Nationalgeographic.co.id - Berlutut di depan helm selam buatannya sendiri, Bhoomin Samang berdoa sebelum menjalankan pekerjaannya, yakni menjelajahi sungai Chao Phraya, Bangkok, Thailand, untuk mencari harta karun.
Pria berusia 62 tahun ini merupakan anggota komunitas penyelam yang dikenal sebagai ‘Indiana Jones’ versi Thailand. Mereka memiliki keberanian untuk menaklukkan dunia bawah sungai yang penuh sampah demi menemukan harta karun berupa koin kuno, porselen, perhiasan, dan besi-besi tua.
“Kami mencari koin-koin kuno. Namun, terkadang kami juga diperkerjakan untuk menemukan benda-benda yang hilang di sungai,” kata Bhoomin, penyelam veteran yang sudah menjelajahi sungai keruh tersebut selama 30 tahun.
Baca juga: Timbuktu, Pusat Ilmu Pengetahuan dan Peradaban Islam di Afrika Barat
Beberapa penemuan cukup mengerikan. Para penyelam pernah terantuk tengkorak dan tulang-tulang manusia saat mereka menyelam ke dasar sungai yang gelap total.
“Jika Anda takut kepada hantu, Anda tidak akan bisa melakukannya. Di sana sangat gelap dan tidak bisa melihat apa pun. Namun, kami sudah terbiasa,” imbuhnya.
Para penyelam dari angkatan laut Thailand, baru-baru ini menarik perhatian dunia karena berhasil menyelamatkan 12 anak dan pelatih sepak bola yang terjebak dalam gua.
Namun, apa yang dilakukan penyelam ‘Indiana Jones’ ini agak berbeda dengan mereka. Peralatan darurat yang digunakan lebih sederhana dan kelompok ini beroperasi di bawah radar.
Harta karun
Mengenakan celana pendek dan kaus oblong, Bhoomin melompat dari perahu motornya ke sungai yang penuh sampah kota metropolitan tersebut.
Ia bisa bernapas di bawah air berkat helm kotak yang beratnya sekitar 20 kilogram. Helm tersebut dihubungkan ke tabung karet yang tersambung dengan tangki udara di atas kapal.

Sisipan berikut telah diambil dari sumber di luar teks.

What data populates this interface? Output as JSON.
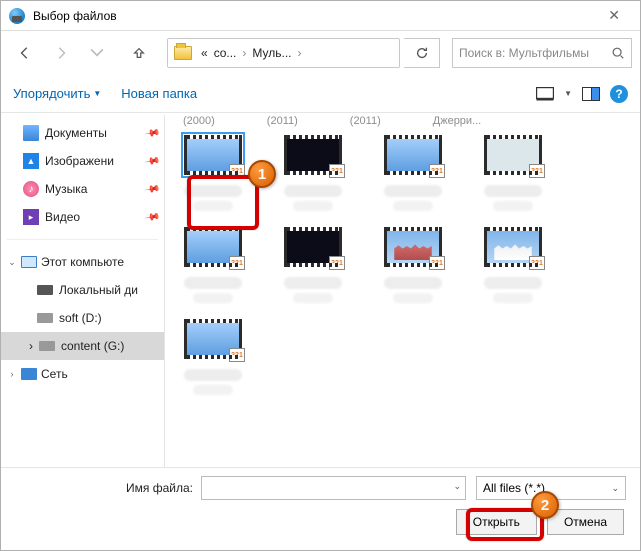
{
  "window": {
    "title": "Выбор файлов"
  },
  "breadcrumb": {
    "prefix": "«",
    "p1": "co...",
    "p2": "Муль..."
  },
  "search": {
    "placeholder": "Поиск в: Мультфильмы"
  },
  "toolbar": {
    "organize": "Упорядочить",
    "newfolder": "Новая папка"
  },
  "sidebar": {
    "docs": "Документы",
    "images": "Изображени",
    "music": "Музыка",
    "video": "Видео",
    "thispc": "Этот компьюте",
    "localdisk": "Локальный ди",
    "soft": "soft (D:)",
    "content": "content (G:)",
    "network": "Сеть"
  },
  "groups": {
    "g1": "(2000)",
    "g2": "(2011)",
    "g3": "(2011)",
    "g4": "Джерри..."
  },
  "footer": {
    "filename_label": "Имя файла:",
    "filter": "All files (*.*)",
    "open": "Открыть",
    "cancel": "Отмена"
  },
  "callouts": {
    "c1": "1",
    "c2": "2"
  }
}
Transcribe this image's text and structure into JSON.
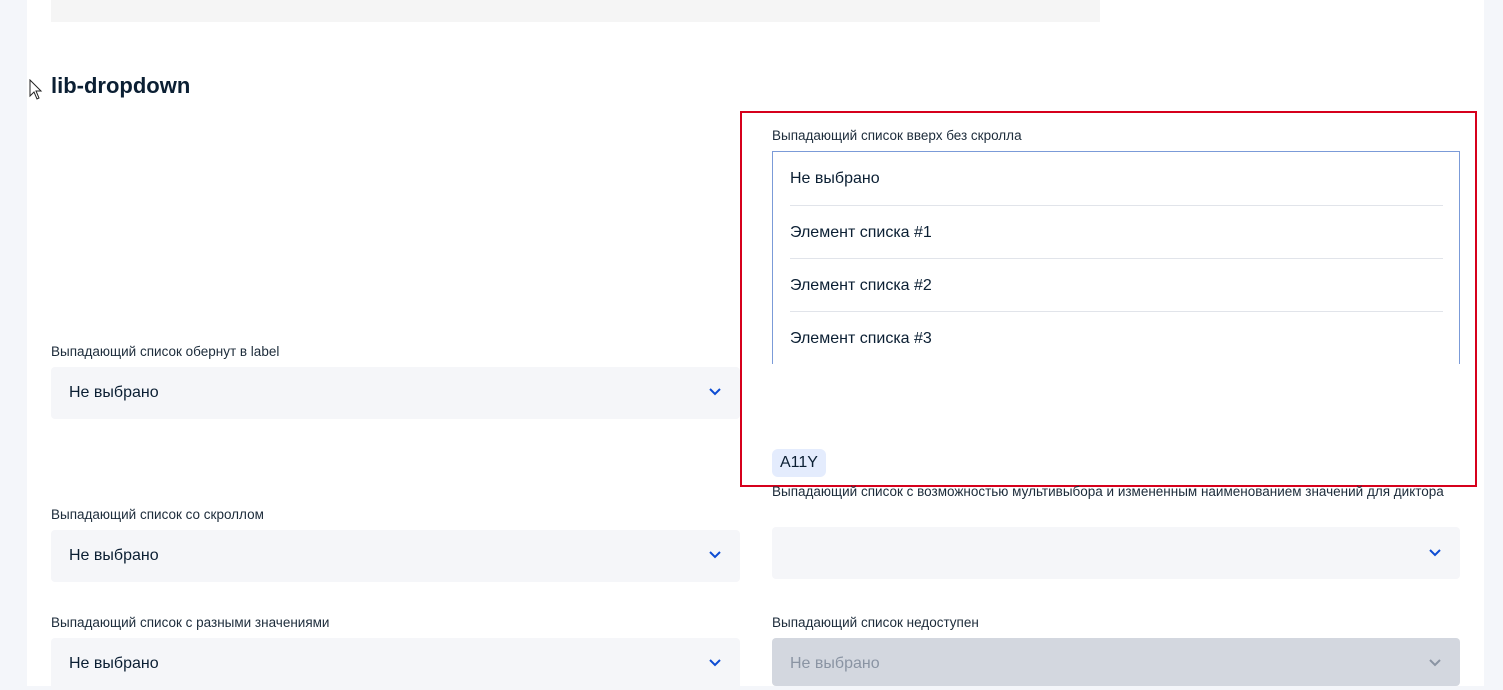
{
  "section": {
    "title": "lib-dropdown"
  },
  "dropdown_up": {
    "label": "Выпадающий список вверх без скролла",
    "options": [
      "Не выбрано",
      "Элемент списка #1",
      "Элемент списка #2",
      "Элемент списка #3"
    ]
  },
  "dropdown_label": {
    "label": "Выпадающий список обернут в label",
    "value": "Не выбрано"
  },
  "a11y_badge": "A11Y",
  "dropdown_multi": {
    "label": "Выпадающий список с возможностью мультивыбора и измененным наименованием значений для диктора",
    "value": ""
  },
  "dropdown_scroll": {
    "label": "Выпадающий список со скроллом",
    "value": "Не выбрано"
  },
  "dropdown_values": {
    "label": "Выпадающий список с разными значениями",
    "value": "Не выбрано"
  },
  "dropdown_disabled": {
    "label": "Выпадающий список недоступен",
    "value": "Не выбрано"
  },
  "colors": {
    "accent": "#0d4cd3",
    "highlight": "#d6001c",
    "field_bg": "#f5f6f9",
    "disabled_bg": "#d3d7df"
  }
}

Tangki akan memompa oksigen ke dalam helm agar air tidak keluar, memungkinkan penyelam turun ke bawah sungai sampai kedalaman 30 meter.
Setelah 15 menit berada di bawah air, Bhoomin muncul kembali dengan tas katun yang terisi dengan lumpur.
Ia lalu meletakannya di atas piring logam, memperlihatkan beberapa peluru berusia 200 tahun dan koin tembaga dengan foto-foto Raja Thailand abad ke-19, Rama IV dan V.
Melalui koin-koin tersebut, kita bisa menelusuri kehidupan tepi sungai ibu kota Thailand, sebelum rumah-rumah adatnya diruntuhkan atas nama pembangunan modern.
“Di masa lalu, kami tinggal di atas rakit dan memiliki pasar apung. Banyak penduduk desa yang kehilangan perhiasan dan uang mereka di dalam sungai,” cerita Bhoomin.
Selain koin dan perhiasan, jimat Buddha yang belum selesai dibuat juga ditemukan di dalam lumpur.
Kehilangan mata pencaharian
Para penyelam bisa menghasilkan keuntungan yang lumayan dari pekerjaannya itu. Menjual beberapa koin tembaga membuat mereka mendapatkan 500 baht (sekitar Rp218 ribu) – hampir dua kali lipat dari upah minimum harian di Thailand.
Jika beruntung, sepotong perhiasan atau koin langka dalam kondisi baik dapat dijual hingga Rp4 juta di pasar antik Bangkok.
Namun, nasib para ‘Indiana Jones’ tersebut kini terancam karena pembangunan tepi pantai semakin menggerus lokasi komunitas mereka yang berdiri di atas rumah kayu. Para penyelam takut, tanpa akses langsung ke sungai, mereka akan kehilangan mata pencahariannya.
Baca juga: Tionghoa Peranakan dalam Bingkai Kebinekaan Indonesia
Pemerintah Bangkok pun telah meminta keluarga-keluarga di sana untuk pindah dari sungai sebagai bagian dari program gentrifikasi mereka.
Itu bukan satu-satunya masalah mereka dengan hukum. Mengambil artefak secara ilegal membuat ‘Indiana Jones’ ini berisiko didenda atau dipenjara.
Namun, Bhoomin keberatan dengan hal tersebut, mengatakan bahwa penyelam hanya mengambil barang-barang kecil saja.
“Kami tidak mengambil artefak seperti patung Buddha. Siapa pun, jika mau, bisa menyelam ke bawah sungai dan mengambilnya,” paparnya.